Juice of the Devil, commonly known as Coffee, is apparently good for you, or is it?
There are basically two types of people in this world, (get prepared for unnecessary hyperbole ladies and gentlemen), the ones who are addicted to caffeine and the ones who still haven’t given in to the devil just yet. There’s one more category though, people who drink decaffeinated green tea. This category will thrive until the regulations on gun laws aren’t relaxed a bit i.e. shoot a hipster on sight. Going by popular consensus I’m going to assume you belong to the former. Apologies for the over dramatic intro but it’s partly due to the lack of caffeine navigating through my veins hitting me point blank in the head thereby enabling the left side of the brain, which apparently had a little too much lukewarm kingfisher yesterday, to work in accordance with the central nervous system.
A new study from the Journal of Applied Psychology, a journal published by the American psychological association, says employees are better able to deal with situations of debilitating social anxiety while they are under the influence of caffeine. In a related study, also conducted by the American Psychological Association, they have found that a slave’s work rate increases 10x folds when hit on the back with a blunt whip.
According to the study, when people get tired, their ability to maintain control over themselves diminishes (genius!) and without the mental resources necessary to regulate their behavior, people may have a greater tendency to break the rules at work, an excuse I presume Hitler would have used.

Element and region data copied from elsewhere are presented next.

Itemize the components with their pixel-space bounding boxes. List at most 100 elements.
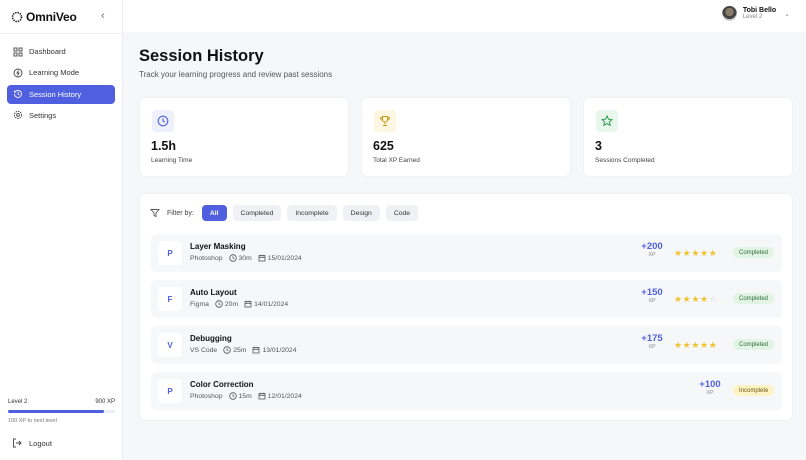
xp-value: +200 bbox=[641, 241, 663, 252]
session-xp: +175 XP bbox=[637, 333, 667, 350]
star-icon: ★ bbox=[691, 294, 701, 304]
star-icon: ★ bbox=[700, 340, 709, 350]
level-label: Level 2 bbox=[8, 399, 28, 405]
session-name: Auto Layout bbox=[190, 288, 237, 297]
session-meta: Photoshop 15m 12/01/2024 bbox=[190, 392, 302, 400]
session-tool: Photoshop bbox=[190, 254, 223, 262]
session-duration: 20m bbox=[224, 300, 239, 308]
tool-letter: P bbox=[158, 379, 182, 403]
stat-card: 625 Total XP Earned bbox=[361, 97, 571, 177]
star-icon: ☆ bbox=[708, 294, 718, 304]
filter-chip-code[interactable]: Code bbox=[385, 205, 419, 221]
sidebar: OmniVeo ‹ Dashboard Learning Mode Sessio… bbox=[0, 0, 123, 460]
stat-label: Learning Time bbox=[151, 157, 193, 164]
star-icon: ★ bbox=[674, 294, 683, 304]
stat-card: 1.5h Learning Time bbox=[139, 97, 349, 177]
collapse-sidebar-button[interactable]: ‹ bbox=[101, 10, 105, 22]
clock-icon bbox=[223, 346, 231, 354]
star-icon: ★ bbox=[674, 340, 683, 350]
session-tool: Figma bbox=[190, 300, 209, 308]
session-date: 13/01/2024 bbox=[262, 346, 297, 354]
history-icon bbox=[14, 90, 22, 98]
filter-label: Filter by: bbox=[167, 209, 194, 217]
level-progress-fill bbox=[8, 410, 105, 413]
sidebar-item-label: Settings bbox=[29, 110, 57, 120]
session-tool: Photoshop bbox=[190, 392, 223, 400]
session-duration: 30m bbox=[238, 254, 252, 262]
trophy-icon bbox=[374, 110, 396, 132]
sidebar-item-learning-mode[interactable]: Learning Mode bbox=[7, 63, 115, 82]
level-note: 100 XP to next level bbox=[8, 418, 57, 424]
xp-value: +100 bbox=[699, 379, 721, 390]
stat-value: 3 bbox=[595, 139, 602, 153]
star-icon: ★ bbox=[674, 248, 683, 258]
star-icon: ★ bbox=[682, 294, 692, 304]
stat-card: 3 Sessions Completed bbox=[583, 97, 793, 177]
stat-value: 1.5h bbox=[151, 139, 177, 153]
bolt-icon bbox=[13, 68, 23, 78]
session-xp: +100 XP bbox=[695, 379, 725, 396]
session-duration: 15m bbox=[238, 392, 252, 400]
session-meta: Figma 20m 14/01/2024 bbox=[190, 300, 288, 308]
page-subtitle: Track your learning progress and review … bbox=[139, 70, 333, 79]
app-name: OmniVeo bbox=[26, 10, 77, 24]
session-date: 15/01/2024 bbox=[267, 254, 302, 262]
filter-bar: Filter by: All Completed Incomplete Design C… bbox=[150, 205, 419, 221]
filter-chip-completed[interactable]: Completed bbox=[232, 205, 282, 221]
xp-value: +175 bbox=[641, 333, 663, 344]
filter-chip-design[interactable]: Design bbox=[342, 205, 380, 221]
avatar bbox=[721, 6, 737, 21]
clock-icon bbox=[215, 300, 223, 308]
sidebar-item-dashboard[interactable]: Dashboard bbox=[7, 42, 115, 61]
tool-letter: V bbox=[158, 333, 182, 357]
calendar-icon bbox=[258, 254, 266, 262]
logout-icon bbox=[13, 438, 22, 448]
tool-letter: F bbox=[158, 287, 182, 311]
level-progress-bar bbox=[8, 410, 115, 413]
clock-icon bbox=[228, 392, 237, 400]
filter-chip-incomplete[interactable]: Incomplete bbox=[287, 205, 337, 221]
chevron-down-icon: ⌄ bbox=[784, 10, 790, 18]
xp-unit: XP bbox=[648, 252, 656, 258]
filter-chip-all[interactable]: All bbox=[201, 205, 227, 221]
session-name: Debugging bbox=[190, 334, 232, 343]
sidebar-item-label: Dashboard bbox=[29, 47, 66, 56]
session-row[interactable]: V Debugging VS Code 25m 13/01/2024 +175 XP … bbox=[151, 326, 782, 364]
stat-label: Total XP Earned bbox=[373, 157, 420, 164]
user-menu[interactable]: Tobi Bello Level 2 ⌄ bbox=[721, 6, 790, 21]
session-row[interactable]: P Color Correction Photoshop 15m 12/01/202… bbox=[151, 372, 782, 410]
session-name: Layer Masking bbox=[190, 242, 246, 251]
session-xp: +150 XP bbox=[637, 287, 667, 304]
clock-icon bbox=[152, 110, 174, 132]
star-icon: ★ bbox=[708, 340, 718, 350]
status-badge: Incomplete bbox=[733, 385, 775, 396]
star-icon bbox=[596, 110, 618, 132]
user-level: Level 2 bbox=[742, 14, 763, 20]
xp-unit: XP bbox=[648, 344, 656, 350]
session-row[interactable]: F Auto Layout Figma 20m 14/01/2024 +150 XP … bbox=[151, 280, 782, 318]
session-date: 12/01/2024 bbox=[267, 392, 302, 400]
session-tool: VS Code bbox=[190, 346, 218, 354]
star-icon: ★ bbox=[700, 294, 709, 304]
sidebar-item-session-history[interactable]: Session History bbox=[7, 84, 115, 104]
sidebar-item-label: Session History bbox=[29, 89, 82, 99]
sidebar-item-label: Learning Mode bbox=[29, 68, 80, 78]
level-xp: 900 XP bbox=[95, 399, 115, 405]
filter-icon bbox=[150, 209, 160, 218]
session-meta: VS Code 25m 13/01/2024 bbox=[190, 346, 296, 354]
logo: OmniVeo bbox=[11, 10, 77, 24]
session-duration: 25m bbox=[233, 346, 247, 354]
rating-stars: ★★★★☆ bbox=[674, 294, 717, 305]
star-icon: ★ bbox=[708, 248, 718, 258]
xp-unit: XP bbox=[648, 298, 656, 304]
clock-icon bbox=[228, 254, 237, 262]
stat-value: 625 bbox=[373, 139, 394, 153]
sidebar-item-settings[interactable]: Settings bbox=[7, 106, 115, 125]
session-row[interactable]: P Layer Masking Photoshop 30m 15/01/2024 +… bbox=[151, 234, 782, 272]
session-meta: Photoshop 30m 15/01/2024 bbox=[190, 254, 302, 262]
logout-button[interactable]: Logout bbox=[12, 438, 52, 448]
session-date: 14/01/2024 bbox=[254, 300, 289, 308]
xp-unit: XP bbox=[706, 390, 714, 396]
star-icon: ★ bbox=[691, 248, 701, 258]
logo-icon bbox=[11, 11, 23, 23]
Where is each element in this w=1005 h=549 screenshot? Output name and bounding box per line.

This latest study examined the effects of sleep deprivation and caffeine intake on 229 college students, many of whom were paid to stay up all night (I’ll be right back, got a bridge to sell). A group of those sleep-deprived students were then given caffeine-laced gum that would provide roundabout the same boost as a cup of coffee, while others chewed regular gum. Just to make this entire experiment seem a tad bit more excruciating and reality-tv like the participants were given an option to lie to another person in order to earn more money while performing basic lab tasks. The money earned by lying will come directly at the expense of the other person’s payout. The conclusion to this highly crucial and significant (All that sarcasm just dripped all over my keyboard) study was that the students who hadn’t slept the night before the experiment were more likely to lie, at the urging of the experimenter, than those who got a full night’s rest. The experimenters would encourage the participants to lie to each other on a regular basis. However, this effect was moderated in the caffeine group, students in this particular group were less likely to get influenced by the experimenters and lie to their fellow participant.
So, what’s your take on this study? The experiment, conducted on less people than you witness in a regular Mumbai taxi, does make you doubt the authenticity of the claims made by the journalists. I’m usually very cynical when it comes to studies of this variety, with all the unpredictable human nature and stuff. So whats your opinion? Have you ever imagined a life devoid of coffee?